Thursday, January 21, 2016

Shared Plate

Inspirational song: If (Bread)

When I first figured out that I could no longer consume oatmeal, or for that matter, anything that had ever brushed up against an oat, I doubted my self-diagnosis for years. I'd pretend that maybe it was my imagination, that I was blowing things out of proportion, or seeing connections that were really just coincidences. I'd try to eat things that I wanted, and damn the consequences. And thus, I would wake up in the middle of the night, pulled out of deep sleep by knifing pain in my belly, and I'd suffer for days for my little acts of rebellion.
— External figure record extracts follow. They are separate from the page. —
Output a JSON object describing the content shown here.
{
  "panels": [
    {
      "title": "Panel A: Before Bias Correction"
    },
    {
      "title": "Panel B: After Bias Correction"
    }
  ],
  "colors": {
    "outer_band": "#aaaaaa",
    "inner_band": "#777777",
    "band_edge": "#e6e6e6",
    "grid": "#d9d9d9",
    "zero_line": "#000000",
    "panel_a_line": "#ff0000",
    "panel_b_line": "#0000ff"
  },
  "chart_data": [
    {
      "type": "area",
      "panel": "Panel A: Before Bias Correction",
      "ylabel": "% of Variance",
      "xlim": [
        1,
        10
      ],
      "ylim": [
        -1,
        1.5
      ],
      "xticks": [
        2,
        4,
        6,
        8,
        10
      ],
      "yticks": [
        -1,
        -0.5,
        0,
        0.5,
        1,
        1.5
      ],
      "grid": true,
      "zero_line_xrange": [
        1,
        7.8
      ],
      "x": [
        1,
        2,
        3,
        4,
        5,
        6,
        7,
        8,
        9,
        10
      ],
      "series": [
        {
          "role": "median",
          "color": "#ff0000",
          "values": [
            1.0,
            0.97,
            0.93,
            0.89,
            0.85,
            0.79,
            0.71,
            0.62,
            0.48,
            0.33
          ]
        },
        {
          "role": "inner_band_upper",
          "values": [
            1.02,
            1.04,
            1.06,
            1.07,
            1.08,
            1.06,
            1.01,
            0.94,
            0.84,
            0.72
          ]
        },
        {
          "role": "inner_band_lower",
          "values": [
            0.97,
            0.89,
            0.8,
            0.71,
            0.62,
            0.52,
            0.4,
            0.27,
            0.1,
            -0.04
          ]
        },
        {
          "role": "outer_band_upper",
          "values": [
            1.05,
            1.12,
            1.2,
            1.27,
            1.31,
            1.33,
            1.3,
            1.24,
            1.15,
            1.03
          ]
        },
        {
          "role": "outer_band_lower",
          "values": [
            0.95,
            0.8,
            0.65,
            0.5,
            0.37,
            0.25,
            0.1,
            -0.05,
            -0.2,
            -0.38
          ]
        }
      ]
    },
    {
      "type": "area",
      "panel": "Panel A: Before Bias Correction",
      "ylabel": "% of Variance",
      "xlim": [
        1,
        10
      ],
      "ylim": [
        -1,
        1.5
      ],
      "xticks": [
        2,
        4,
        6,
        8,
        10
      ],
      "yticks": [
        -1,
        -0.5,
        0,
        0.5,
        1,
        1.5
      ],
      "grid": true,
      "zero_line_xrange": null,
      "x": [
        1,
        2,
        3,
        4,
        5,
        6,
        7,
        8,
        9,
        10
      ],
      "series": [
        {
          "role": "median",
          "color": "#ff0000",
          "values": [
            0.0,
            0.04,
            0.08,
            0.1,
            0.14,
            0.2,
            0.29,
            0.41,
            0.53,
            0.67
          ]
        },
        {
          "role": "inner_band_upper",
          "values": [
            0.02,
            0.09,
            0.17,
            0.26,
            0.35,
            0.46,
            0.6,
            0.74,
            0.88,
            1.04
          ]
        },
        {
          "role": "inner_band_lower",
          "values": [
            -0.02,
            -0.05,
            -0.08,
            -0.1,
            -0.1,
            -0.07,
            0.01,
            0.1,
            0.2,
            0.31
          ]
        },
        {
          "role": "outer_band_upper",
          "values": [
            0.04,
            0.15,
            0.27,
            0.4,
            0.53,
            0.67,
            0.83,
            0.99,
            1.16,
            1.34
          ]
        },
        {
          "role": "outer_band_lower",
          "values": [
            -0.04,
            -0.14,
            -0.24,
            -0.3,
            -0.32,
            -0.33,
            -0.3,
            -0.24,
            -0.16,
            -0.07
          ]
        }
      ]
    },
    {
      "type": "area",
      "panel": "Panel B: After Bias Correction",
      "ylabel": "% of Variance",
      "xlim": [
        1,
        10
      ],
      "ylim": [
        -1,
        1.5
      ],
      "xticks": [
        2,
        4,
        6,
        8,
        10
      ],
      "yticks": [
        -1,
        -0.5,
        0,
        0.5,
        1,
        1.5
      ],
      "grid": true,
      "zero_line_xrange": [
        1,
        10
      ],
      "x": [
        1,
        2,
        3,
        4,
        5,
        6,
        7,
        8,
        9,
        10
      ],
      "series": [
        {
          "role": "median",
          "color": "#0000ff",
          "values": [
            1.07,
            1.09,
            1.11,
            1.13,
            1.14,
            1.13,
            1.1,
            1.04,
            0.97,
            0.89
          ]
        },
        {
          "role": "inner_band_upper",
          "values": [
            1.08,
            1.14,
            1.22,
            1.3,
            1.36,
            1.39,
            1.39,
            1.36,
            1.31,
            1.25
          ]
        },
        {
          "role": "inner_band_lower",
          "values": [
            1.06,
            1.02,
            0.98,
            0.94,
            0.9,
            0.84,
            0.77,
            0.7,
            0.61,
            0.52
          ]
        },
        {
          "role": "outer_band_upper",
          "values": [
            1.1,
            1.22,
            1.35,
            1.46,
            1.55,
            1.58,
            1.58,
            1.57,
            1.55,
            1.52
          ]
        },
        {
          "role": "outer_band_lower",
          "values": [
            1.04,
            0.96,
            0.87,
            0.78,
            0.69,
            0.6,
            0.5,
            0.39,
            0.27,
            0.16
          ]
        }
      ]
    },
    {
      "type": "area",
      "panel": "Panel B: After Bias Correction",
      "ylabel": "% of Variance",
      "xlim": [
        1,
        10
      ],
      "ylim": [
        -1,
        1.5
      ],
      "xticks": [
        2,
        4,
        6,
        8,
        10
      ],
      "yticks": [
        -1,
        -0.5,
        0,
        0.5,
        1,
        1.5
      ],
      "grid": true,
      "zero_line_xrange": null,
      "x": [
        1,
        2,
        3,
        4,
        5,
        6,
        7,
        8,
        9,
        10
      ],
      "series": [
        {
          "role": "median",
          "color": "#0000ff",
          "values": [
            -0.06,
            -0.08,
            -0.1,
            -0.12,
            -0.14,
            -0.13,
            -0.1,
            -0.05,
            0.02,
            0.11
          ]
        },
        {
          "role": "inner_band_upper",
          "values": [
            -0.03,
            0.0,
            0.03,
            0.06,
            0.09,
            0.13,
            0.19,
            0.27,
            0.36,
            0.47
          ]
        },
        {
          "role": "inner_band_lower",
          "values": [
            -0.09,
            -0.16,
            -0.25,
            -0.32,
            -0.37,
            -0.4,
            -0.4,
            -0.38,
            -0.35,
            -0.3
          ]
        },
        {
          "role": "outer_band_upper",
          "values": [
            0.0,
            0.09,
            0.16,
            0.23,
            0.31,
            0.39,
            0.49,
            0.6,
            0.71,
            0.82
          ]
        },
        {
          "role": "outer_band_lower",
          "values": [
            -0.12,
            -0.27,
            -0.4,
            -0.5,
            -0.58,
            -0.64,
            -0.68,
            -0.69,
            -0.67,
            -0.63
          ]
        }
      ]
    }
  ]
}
Finally I had to admit to myself that there was never going to be another bowl of Cap'n Crunch in my future, that I couldn't just pick the topping off of someone's homemade apple brown Betty and be okay.

I have treated my problems with wheat in a very similar fashion. I wondered whether I was just going along with the fashionable gluten free movement, and that I didn't really have any true reaction other than a psychosomatic one, as if I could will my waistline to swell four or five inches in an hour, like a weird, attention-seeking magic trick. A few times when I'd had bad days, I used to say stupid things like, "F it. I don't care anymore. I'm going to eat sopapillas and no one can stop me." These days always ended badly. I never avoided the pain and the week-long gut reactions. But every six or eight months or so, I'd forget or doubt myself, and go through it all over again.

I have been a hard-liner at my house, and it has caused a bit of strife in our relationship. Mr S-P does not like it when I pitch a fit and say no, he can't bring home his leftovers from Lucile's, because I know he'll drop biscuit crumbs all over the kitchen. He thinks I'm being condescending or reactionary. I'm really just trying to protect myself. I had to be the bad guy at Christmas when the message didn't get out to all my in-laws and children that I really can't have crumbly cookies in the house, and I segregated all gluten-eaters to one side of the dining setup. I felt awful for having to say anything. So with all that guilt riding on my head, I wondered just how picky I have to be in restaurants. I hate being the high maintenance weirdo who says to put the garlic bread that comes with my dinner on a separate plate and give it to my dining companions, or the one who makes wait staff run back to the kitchen and check menu items for me. Yesterday I did the bread thing, intending just to eat a salad, but when the Mr ordered fries to accompany his sandwich "so we could share" (since I was giving up my bread), I went along with it. I ate maybe ten or fifteen of the fries, pulled from his plate that was covered in tiny bread crumbs from his sandwich. I couldn't have consumed as much wheat as would cover the head of a pin. But I barely made it home from the restaurant that is three blocks from our house before I started having trouble. This morning, before I'd ever made it out of bed I knew I was wrecked. I spent all day feeling like I had a stomach bug. I slept away the morning, and limped around all afternoon. Yes, I'm sure it was a digestive issue. You can imagine the rest from there.

I have days when I hate being like this. I want to believe that it's not real, that I'm just going along with the fad. My doctor in Charleston did run a blood test to see whether I have some genetic marker for Celiac, which I did not have. But obviously there's something working against me here. I'd love to return to the simpler days when I could enjoy sourdough slathered in butter, or oatmeal raisin cookies, or extra crispy fried chicken from KFC. All that is lost to me now. It would be so much easier if it were just me following a fad. I'd rather be merely pretentious than stuck forever without a hope of a cheat day. Why couldn't I just be wrong?